Defending the technical calculations do not address the fact they are based on literally made up data.
They are not based on data at all, they are based on assumptions.
If you don't like the assumptions used, pick other assumptions (e.g. one orange and no bananas) and run the numbers for those assumptions instead. In fact, that's a great idea--run it for a wide range of assumptions--that's what I did to make the charts I posted in my first thread on this topic. Doing so will allow you to gain insight into how different assumptions change the probability of the desired outcome.
If that kind of insight is useful to you then you'll be better off for having done it. If you don't care about things like that then don't waste your time on it.
I'll try to explain what's going on with an example. Imagine that I'm designing a flood control system for a city. I want to know how my flood control system will handle 10 inches of rain in 24 hours so I run a simulation using standard, accurate, and accepted calculations. Then I run other simulations in inch increments from 5 inches of rain to 300 inches of rain in 24 hours. Now, without having to find any data at all about how much it is likely to rain on the city in a 24 hour period, I can still accurately answer questions about how the system is likely to handle various flooding scenarios. I now have a lot of insight into how the system will perform even though I've done no research at all into the rainfall data for the city.
I haven't done the research to determine if 300 inches of rain in 24 hours has ever happened, or could ever happen but I can still say what is likely happen if it DID happen. Likewise, when I started my test runs with 5 inches of rain, I'm not claiming that's the least amount of rain that could happen or that 5 inches of rain in 24 hours is likely to happen, but I am saying that IF it does happen now I know the likely outcome.
Now let's say someone keeps trying to assert that unverified "data" is being plugged into the algorithm. The fact is that NO data is being plugged in. Assumptions are being plugged in, and the results from a particular set of assumptions provide accurate insight into what would happen in that particular scenario--even if that scenario is unlikely to occur or even if it never happens at all.
In the same way, these calculations provide insight into the probability of various outcomes based on the input assumptions. A person can plug in a range of input assumptions covering the reasonable range of scenarios and gain insight into the outcomes.
So, now that you understand what's going on, what assumptions would you like me to run for you? Give me a few scenarios with reasonable hit rates, reasonable capacity numbers and the required number of hits for neutralization and I'll run the scenarios through the calculation so you can see the results.
...using probability formulas I dug out of my old college textbooks.

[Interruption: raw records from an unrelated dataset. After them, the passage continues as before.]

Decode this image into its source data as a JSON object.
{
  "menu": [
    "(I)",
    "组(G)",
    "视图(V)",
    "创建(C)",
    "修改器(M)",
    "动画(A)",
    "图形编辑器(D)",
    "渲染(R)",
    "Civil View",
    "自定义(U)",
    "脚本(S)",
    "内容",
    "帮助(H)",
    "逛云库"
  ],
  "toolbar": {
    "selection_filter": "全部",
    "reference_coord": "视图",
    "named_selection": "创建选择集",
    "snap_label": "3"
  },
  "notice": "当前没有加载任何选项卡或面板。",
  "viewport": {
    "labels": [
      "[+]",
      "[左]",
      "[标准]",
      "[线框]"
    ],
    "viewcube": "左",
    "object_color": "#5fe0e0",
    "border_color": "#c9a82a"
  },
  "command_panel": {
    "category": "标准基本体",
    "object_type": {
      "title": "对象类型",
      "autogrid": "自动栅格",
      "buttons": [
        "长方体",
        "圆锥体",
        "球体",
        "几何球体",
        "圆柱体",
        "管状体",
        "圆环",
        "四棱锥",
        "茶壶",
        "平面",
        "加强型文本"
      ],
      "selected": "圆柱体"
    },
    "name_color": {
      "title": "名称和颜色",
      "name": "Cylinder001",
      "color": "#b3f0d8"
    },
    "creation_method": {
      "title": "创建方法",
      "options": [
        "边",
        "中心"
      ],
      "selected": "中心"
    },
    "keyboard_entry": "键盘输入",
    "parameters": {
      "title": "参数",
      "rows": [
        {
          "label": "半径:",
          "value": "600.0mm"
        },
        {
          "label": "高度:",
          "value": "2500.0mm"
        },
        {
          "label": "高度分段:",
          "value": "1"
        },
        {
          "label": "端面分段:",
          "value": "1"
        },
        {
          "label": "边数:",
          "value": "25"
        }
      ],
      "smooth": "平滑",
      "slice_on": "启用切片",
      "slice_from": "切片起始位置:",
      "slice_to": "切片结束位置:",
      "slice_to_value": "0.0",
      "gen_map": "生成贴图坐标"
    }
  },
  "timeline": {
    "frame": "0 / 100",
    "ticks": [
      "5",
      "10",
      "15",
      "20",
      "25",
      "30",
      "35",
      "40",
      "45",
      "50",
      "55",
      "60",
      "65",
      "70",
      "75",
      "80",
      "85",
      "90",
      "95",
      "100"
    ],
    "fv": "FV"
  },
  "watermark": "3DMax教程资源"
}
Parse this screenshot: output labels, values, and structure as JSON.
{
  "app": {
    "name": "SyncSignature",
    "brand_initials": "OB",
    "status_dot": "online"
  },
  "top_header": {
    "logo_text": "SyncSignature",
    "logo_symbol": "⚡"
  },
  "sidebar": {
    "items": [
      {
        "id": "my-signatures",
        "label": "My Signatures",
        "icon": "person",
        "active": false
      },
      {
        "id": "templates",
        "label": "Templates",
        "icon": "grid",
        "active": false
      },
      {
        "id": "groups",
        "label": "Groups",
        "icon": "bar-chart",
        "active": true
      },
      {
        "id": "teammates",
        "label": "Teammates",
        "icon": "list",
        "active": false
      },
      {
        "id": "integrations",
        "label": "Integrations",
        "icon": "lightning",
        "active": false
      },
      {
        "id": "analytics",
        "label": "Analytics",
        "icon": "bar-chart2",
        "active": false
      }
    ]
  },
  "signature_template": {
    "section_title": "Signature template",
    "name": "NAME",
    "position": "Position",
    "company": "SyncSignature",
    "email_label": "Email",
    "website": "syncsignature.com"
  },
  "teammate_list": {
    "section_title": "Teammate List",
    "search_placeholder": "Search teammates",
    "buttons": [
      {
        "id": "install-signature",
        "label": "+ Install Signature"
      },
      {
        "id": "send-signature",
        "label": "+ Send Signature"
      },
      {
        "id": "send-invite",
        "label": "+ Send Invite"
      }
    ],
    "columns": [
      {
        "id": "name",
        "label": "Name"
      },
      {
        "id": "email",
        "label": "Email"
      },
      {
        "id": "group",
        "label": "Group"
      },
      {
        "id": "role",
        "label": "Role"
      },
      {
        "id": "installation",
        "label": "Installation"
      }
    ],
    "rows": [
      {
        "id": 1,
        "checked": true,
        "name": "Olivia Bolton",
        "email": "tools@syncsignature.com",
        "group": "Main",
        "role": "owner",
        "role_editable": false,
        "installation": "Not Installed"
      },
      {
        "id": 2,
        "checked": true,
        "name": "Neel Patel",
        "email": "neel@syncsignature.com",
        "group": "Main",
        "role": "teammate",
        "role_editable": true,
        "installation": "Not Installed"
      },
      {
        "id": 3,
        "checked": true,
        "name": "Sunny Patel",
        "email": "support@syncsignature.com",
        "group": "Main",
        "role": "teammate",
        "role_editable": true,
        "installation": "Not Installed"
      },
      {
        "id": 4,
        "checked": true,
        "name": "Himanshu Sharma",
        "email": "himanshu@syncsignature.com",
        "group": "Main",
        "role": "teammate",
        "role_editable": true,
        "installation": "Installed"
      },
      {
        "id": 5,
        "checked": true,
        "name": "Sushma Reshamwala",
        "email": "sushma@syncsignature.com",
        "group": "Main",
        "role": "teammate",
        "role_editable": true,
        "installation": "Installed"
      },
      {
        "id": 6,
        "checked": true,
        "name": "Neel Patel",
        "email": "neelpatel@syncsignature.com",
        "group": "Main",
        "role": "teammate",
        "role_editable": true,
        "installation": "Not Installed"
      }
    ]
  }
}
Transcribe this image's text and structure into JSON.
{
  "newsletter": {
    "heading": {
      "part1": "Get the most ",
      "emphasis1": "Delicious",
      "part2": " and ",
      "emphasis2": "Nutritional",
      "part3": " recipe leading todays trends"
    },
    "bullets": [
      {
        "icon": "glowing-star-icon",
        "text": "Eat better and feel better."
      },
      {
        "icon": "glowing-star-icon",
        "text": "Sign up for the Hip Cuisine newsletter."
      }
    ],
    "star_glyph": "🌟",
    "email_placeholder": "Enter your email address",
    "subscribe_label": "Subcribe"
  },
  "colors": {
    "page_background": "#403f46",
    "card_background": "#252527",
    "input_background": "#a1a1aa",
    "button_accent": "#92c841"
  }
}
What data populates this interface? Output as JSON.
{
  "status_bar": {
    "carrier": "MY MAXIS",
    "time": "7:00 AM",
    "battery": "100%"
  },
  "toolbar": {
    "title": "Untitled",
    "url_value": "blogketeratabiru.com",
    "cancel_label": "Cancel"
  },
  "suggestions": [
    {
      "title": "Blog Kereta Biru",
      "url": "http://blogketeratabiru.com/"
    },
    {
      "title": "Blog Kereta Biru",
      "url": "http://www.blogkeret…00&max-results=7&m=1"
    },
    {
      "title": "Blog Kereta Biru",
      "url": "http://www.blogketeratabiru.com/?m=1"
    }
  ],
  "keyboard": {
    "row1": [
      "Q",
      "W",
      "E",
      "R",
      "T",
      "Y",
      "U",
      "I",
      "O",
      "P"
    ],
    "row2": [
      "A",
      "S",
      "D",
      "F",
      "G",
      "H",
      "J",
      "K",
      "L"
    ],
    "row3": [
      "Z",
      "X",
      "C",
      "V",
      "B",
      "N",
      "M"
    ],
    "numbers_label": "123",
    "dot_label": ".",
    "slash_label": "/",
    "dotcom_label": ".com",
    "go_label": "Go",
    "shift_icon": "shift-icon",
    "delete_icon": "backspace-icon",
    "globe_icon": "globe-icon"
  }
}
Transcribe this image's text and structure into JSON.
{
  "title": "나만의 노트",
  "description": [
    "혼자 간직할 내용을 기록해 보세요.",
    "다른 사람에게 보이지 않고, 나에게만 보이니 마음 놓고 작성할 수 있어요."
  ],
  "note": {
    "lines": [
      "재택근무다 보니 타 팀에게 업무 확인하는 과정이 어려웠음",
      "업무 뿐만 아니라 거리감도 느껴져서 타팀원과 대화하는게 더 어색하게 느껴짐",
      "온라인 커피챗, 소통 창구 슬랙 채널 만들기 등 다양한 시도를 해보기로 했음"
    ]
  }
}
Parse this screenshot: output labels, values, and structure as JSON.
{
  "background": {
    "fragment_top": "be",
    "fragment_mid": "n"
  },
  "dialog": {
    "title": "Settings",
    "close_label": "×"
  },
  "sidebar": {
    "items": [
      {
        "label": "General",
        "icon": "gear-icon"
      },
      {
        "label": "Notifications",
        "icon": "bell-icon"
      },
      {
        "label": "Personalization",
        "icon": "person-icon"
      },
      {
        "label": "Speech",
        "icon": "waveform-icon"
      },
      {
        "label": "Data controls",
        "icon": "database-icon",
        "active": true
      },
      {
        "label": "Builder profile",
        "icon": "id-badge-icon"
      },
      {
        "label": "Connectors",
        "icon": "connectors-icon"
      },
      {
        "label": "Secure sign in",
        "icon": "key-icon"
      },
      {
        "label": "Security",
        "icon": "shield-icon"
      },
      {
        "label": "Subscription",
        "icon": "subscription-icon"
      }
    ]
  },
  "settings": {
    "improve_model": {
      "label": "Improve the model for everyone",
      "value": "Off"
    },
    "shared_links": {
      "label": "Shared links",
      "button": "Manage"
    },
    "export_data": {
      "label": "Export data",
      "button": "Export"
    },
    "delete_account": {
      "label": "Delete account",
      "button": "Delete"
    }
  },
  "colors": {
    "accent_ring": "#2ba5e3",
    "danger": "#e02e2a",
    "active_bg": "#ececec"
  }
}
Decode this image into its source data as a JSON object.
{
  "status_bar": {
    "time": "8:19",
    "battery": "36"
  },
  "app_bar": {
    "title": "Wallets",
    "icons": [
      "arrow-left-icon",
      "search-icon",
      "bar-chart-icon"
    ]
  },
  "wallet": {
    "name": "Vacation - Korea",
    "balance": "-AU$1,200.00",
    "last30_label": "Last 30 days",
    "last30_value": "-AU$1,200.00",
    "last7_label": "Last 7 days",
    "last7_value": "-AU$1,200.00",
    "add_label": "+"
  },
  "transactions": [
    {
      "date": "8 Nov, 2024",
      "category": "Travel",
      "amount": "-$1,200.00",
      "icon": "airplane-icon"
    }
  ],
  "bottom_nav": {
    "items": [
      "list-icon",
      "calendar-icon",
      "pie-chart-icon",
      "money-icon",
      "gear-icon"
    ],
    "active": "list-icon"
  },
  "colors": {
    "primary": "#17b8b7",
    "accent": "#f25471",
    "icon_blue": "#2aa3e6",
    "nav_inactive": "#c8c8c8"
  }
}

Your solution sounds more elegant than mine. I brute forced it with a spreadsheet that actually creates all the possible outcomes and then sums and weights the outcomes to get a final result. Not pretty, but accurate.
Again, the question is "how many rounds is enough" and you are trying to determine "enough for what?" The numbers are to quantify the "what."
Right. It's important to understand that they actually quantify sort of a best case scenario. There's nothing that tries to account for the possibility of being injured and having your hit rate degrade partway through the incident or maybe actually being unable to shoot your remaining rounds after that point. There's nothing that accounts for firearm malfunctions. There's nothing that accounts for fixating on a single attacker and continuing to waste shots shooting him even after he's been "neutralized" even though there's another attacker that needs "attention". There's nothing that accounts for being attacked in a way that doesn't even allow you to get to your gun and use it. There's nothing that accounts for the possibility that an attacker might be so hyped on adrenaline (or drugs) that he can soak up a whole magazine of solid hits (instead of just 2 or 3) and still keep coming.
In other words, there are many ways the outcome of a real world scenario with a determined attacker could actually be worse than the probabilities suggest. The probabilities just give you a feel for how things would play out, on average, if the outcome just boils down to what your hit rate is, how many hits you need, and how many shots you have on tap.
I can remember having the same thought when I finally got everything running. I thought that others might be interested in the outcomes and that's why I posted my first thread on this topic.
Obviously some people were interested, but posting the results opened my eyes in other ways. It appears that some people are very attached to their preconceptions.